The IOM pointed out that 32,425 migrants disembarked on Libyan shores in 2021, while 662 died and 891 went missing.
Earlier this month, the Malta Independent newspaper published a report revealing that Maltese officials have cooperated with the Libyan Coast Guard in pushing back migrants.
A spokesperson for Alarm Phone told the Malta Independent that, “Alarm Phone would be quite happy if Malta lived up to its duties: coordinating rescues, not coordinating pushbacks or forms of non-assistance or abandonment.”
Many migrants choose to cross the Mediterranean sea to European shores from Libya, despite the state of chaos and insecurity plaguing the country. These migrants are often sent to overcrowded reception centers across Libya, despite repeated international calls to close such facilities.
Libya has been suffering insecurity and chaos since the fall of Moammar Gaddafi in 2011. This has made it the preferred point of departure for migrants who want to cross European shores.
Human traffickers have benefited from the chaos in the oil-rich nation and smuggled migrants across the country’s perilous borders.
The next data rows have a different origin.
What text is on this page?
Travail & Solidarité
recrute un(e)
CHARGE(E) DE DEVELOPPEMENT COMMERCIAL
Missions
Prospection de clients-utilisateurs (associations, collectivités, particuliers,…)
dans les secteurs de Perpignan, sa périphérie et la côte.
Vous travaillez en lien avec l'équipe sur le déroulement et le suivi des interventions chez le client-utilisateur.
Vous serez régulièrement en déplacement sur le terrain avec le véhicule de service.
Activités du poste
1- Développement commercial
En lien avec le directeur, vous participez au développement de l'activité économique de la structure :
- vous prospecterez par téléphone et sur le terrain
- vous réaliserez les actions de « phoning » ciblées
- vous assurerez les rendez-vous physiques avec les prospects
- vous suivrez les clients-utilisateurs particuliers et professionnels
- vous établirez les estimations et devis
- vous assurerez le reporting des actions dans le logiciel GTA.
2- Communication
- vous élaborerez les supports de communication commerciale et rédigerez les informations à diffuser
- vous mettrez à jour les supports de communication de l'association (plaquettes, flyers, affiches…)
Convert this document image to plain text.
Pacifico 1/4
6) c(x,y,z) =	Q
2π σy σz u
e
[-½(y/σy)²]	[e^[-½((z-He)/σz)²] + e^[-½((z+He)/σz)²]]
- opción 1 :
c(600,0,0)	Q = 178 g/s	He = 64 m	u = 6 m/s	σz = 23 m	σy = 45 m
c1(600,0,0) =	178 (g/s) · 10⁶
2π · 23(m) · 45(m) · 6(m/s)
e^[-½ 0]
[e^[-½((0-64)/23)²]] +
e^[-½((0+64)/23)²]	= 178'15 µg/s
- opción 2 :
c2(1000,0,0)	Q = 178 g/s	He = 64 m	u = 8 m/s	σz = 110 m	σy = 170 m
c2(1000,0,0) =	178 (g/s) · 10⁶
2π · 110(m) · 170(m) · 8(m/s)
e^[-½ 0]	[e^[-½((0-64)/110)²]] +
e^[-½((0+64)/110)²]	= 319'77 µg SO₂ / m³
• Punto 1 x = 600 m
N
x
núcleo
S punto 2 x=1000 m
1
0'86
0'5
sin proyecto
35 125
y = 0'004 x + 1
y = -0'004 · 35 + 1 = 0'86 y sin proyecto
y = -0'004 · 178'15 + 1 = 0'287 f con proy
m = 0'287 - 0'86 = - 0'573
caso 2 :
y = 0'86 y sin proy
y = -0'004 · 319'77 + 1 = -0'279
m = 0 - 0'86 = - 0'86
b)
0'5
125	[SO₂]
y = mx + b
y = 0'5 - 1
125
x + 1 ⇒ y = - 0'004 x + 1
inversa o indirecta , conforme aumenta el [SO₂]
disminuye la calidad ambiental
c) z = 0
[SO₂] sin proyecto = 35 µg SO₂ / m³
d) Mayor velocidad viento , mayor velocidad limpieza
Human traffickers pack people into ill-equipped rubber boats and then embark on risky voyages through the tumultuous Mediterranean sea.
Those who have been returned are taken to detention centers rife with abuses, including forced labour, beatings, rapes, and torture. The abuse often accompanies efforts to extort money from families, before they are allowed to leave Libya on traffickers’ boats.
Around 12,000 migrants are currently imprisoned in 27 Libyan detention centers, according to the United Nations Secretary-General.
Earlier this year, UN-commissioned investigators said that the degree of abuse and ill-treatment of migrants in Libya could amount to crimes against humanity.